Here at SoundCloud, we’ve been working on helping our Data Scientists be more effective, happy, and productive. We revamped our organizational structure, clearly defined the role of a Data Scientist and a Data Engineer, introduced working groups to solve common problems (like this), and positioned ourselves to do incredible work! Most recently, we started thinking about the work that a Data Scientist does, and how best to describe and share the process that we use to work on a business problem. Based on the experiences of our Data Scientists, we distilled a set of steps, tips and general guidance representing the best practices that we collectively know of and agree to as a community of practitioners.
The process represents an informal agreement amongst the team on how we accomplish data science objectives, and it serves as a basis with which to reflect on how to improve ourselves and our work. When we work on tasks, we use the process to bring higher levels of quality to our work and to improve our ability to communicate with our peers on progress, successes, and failures. The process itself is iterated on and adapted as we see systematic failures appearing in our work, or ways in which we can improve on our work.
One thing worth highlighting is the iterative nature of our work here at SoundCloud.
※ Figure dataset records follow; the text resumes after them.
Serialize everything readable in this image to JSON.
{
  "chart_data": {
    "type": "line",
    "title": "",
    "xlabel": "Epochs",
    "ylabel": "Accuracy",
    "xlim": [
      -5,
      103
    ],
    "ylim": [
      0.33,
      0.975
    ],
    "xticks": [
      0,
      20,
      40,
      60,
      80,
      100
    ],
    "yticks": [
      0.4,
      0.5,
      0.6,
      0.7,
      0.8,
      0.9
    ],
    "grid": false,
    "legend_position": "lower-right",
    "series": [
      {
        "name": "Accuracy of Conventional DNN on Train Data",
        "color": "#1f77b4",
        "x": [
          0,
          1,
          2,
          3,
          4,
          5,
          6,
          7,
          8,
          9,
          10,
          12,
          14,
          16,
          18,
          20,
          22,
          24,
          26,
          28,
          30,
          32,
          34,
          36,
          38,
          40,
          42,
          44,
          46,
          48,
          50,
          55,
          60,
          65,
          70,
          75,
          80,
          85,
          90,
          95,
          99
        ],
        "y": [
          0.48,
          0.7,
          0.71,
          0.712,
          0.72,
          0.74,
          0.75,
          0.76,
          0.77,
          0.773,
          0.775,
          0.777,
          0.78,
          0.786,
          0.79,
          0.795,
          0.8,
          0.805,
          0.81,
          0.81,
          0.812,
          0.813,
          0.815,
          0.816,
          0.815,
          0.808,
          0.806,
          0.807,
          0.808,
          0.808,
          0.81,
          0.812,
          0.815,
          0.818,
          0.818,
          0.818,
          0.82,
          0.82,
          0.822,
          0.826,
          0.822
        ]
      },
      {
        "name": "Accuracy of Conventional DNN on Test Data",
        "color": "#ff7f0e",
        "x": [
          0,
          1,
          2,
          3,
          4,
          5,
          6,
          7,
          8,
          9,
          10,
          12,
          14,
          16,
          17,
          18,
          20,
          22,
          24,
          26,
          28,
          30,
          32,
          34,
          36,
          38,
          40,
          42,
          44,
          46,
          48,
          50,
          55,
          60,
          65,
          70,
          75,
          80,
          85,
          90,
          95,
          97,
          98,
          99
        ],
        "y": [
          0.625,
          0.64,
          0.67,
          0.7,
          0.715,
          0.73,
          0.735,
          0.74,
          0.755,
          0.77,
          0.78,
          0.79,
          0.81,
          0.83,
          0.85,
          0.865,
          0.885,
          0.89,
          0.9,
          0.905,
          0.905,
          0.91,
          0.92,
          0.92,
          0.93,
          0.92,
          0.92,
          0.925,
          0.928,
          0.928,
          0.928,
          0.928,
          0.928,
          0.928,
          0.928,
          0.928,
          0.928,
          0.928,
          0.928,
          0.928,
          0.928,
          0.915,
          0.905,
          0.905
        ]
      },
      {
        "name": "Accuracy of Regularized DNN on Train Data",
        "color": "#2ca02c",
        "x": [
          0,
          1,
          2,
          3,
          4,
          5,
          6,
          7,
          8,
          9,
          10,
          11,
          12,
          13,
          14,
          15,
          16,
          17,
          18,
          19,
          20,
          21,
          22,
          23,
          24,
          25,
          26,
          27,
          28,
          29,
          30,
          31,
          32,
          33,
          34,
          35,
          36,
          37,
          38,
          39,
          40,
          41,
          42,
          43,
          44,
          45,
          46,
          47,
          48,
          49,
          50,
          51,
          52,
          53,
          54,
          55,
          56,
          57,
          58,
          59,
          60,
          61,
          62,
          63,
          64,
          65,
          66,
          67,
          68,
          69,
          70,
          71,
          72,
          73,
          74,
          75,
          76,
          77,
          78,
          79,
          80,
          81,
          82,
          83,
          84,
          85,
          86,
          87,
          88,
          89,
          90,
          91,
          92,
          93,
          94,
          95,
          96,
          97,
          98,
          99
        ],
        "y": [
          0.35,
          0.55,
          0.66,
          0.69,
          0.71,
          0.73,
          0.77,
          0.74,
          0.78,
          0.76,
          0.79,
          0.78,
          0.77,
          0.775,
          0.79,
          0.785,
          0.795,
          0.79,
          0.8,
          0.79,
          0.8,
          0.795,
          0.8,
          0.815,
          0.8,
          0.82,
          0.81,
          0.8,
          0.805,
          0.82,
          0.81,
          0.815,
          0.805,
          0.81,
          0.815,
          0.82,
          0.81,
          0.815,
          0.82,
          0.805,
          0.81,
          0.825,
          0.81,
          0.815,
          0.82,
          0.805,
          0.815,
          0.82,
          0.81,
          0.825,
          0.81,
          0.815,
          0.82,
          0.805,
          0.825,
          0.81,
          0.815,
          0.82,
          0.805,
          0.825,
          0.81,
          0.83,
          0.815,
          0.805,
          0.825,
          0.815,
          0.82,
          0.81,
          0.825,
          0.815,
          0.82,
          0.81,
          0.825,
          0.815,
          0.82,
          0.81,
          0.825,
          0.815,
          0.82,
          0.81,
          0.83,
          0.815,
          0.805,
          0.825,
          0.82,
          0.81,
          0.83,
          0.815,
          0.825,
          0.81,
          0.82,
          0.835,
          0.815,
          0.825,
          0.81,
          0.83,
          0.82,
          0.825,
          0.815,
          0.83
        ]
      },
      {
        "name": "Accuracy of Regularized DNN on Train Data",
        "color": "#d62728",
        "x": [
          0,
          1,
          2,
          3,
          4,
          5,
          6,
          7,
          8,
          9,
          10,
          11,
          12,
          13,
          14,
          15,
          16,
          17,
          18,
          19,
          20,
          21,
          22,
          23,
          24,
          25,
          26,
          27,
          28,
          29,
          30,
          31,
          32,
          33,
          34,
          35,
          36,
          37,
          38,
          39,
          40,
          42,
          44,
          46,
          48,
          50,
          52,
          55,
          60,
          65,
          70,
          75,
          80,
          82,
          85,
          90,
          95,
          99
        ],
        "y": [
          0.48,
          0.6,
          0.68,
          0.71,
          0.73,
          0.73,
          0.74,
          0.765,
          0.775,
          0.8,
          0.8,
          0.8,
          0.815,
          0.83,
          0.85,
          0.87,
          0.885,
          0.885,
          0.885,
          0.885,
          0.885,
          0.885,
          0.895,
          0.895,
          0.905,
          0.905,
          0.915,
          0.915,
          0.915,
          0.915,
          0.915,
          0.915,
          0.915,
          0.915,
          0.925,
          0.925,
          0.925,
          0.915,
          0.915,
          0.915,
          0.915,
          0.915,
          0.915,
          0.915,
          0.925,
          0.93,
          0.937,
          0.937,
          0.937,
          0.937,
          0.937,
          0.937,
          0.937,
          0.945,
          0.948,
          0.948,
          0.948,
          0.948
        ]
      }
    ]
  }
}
We work daily with Product Managers, Designers, and Engineers and we do so in a highly collaborative and iterative way. As such, we have designed our process to not only allow for iterative work, but to embrace it as a fundamental principle. We aim to deliver high-value work on a regular basis to our stakeholders and to adapt to a rapidly changing environment and available information. Think of it as a Bayesian process — we’re constantly updating our prior!
When you see the steps below, you should keep in mind that these are logical steps of the work process and that the actual workflow contains loops and iterations — an outcome of one step might require revisiting previous steps. In most cases, we expect first iterations to be as small in scope as possible and that completing steps is more important than adding complexity to steps so that we are able to deliver incremental value earlier. As such, following the process in practice should end up looking like the following diagram, as opposed to a single pass through each step once and only once.
Speaking of iterative work, this is our first iteration on capturing our data science process. We’re happy with and proud of what we have collected here, and we’re looking forward to figuring out the next steps. We want to see where the process does not fit and what changes we should make to it. There might be practices that we should add or some that we should remove. We’d also like to introduce a set of values and principles that we can use to guide our decision-making as Data Scientists.
We look forward to learning, adapting and iterating as we gain more experience as a group. Below you will find a condensed version of our Data Science process and we’d love to know what you think about it. How do you work on a Data Science task or problem? Have we forgotten any stages or important attributes of each stage? Is this something you’d like to adopt for your work? Let us know what you think, and join us in the conversation!
Authors: Özgür Demir, Josh Devins, Max Jakob, Janette Lehmann, Christoph Sawade, Warren Winter
At the outset, we collaboratively make a definition of the objective, ensuring that all stakeholders are on the same page about what problem we’re trying to solve. To accompany this we define the metrics to measure success, to make sure that we agree on when we are successful. This is similar to the definition of done in agile engineering practices.
Before diving into a potential solution, we take some time to first prepare ourselves and the data. We build some intuition and knowledge of the problem domain, with the support of domain experts and research. We spend some time exploring our data and finding the relevant variables or attributes of the datasets available to us. We finally define our solution space by narrowing down from all possible solutions into the general area. An example would be understanding if a supervised, binary classification is a suitable approach, or if we need a multi-label or multi-class classifier.
Solution development is where we really dig into solving the problem at hand. We create a ranked list of candidate approaches for solving the problem, and after obtaining a simple baseline, we implement one or more prototype(s). As we go, we make sure that we have documentation of the decision-making process (e.g. in a journal of decisions), which serves as a kind of story-line supporting our chosen approaches and solutions, problems or edge-cases that we encountered, quirks with the data or a library, and so forth.
Once a solution has been validated through offline evaluation (where possible), we prepare and deploy a production-grade implementation. Where possible, this will be deployed as an A/B test first, or launched in “dark mode” on a subset of traffic in order to observe the effects and provide further validation of the solution.
Once a solution is in production, we need to keep an eye on things and evaluate the metrics that we started with. We analyze A/B test results and regularly monitor the solution to ensure that over time, it keeps on meeting our expectations and solving our stated business problem.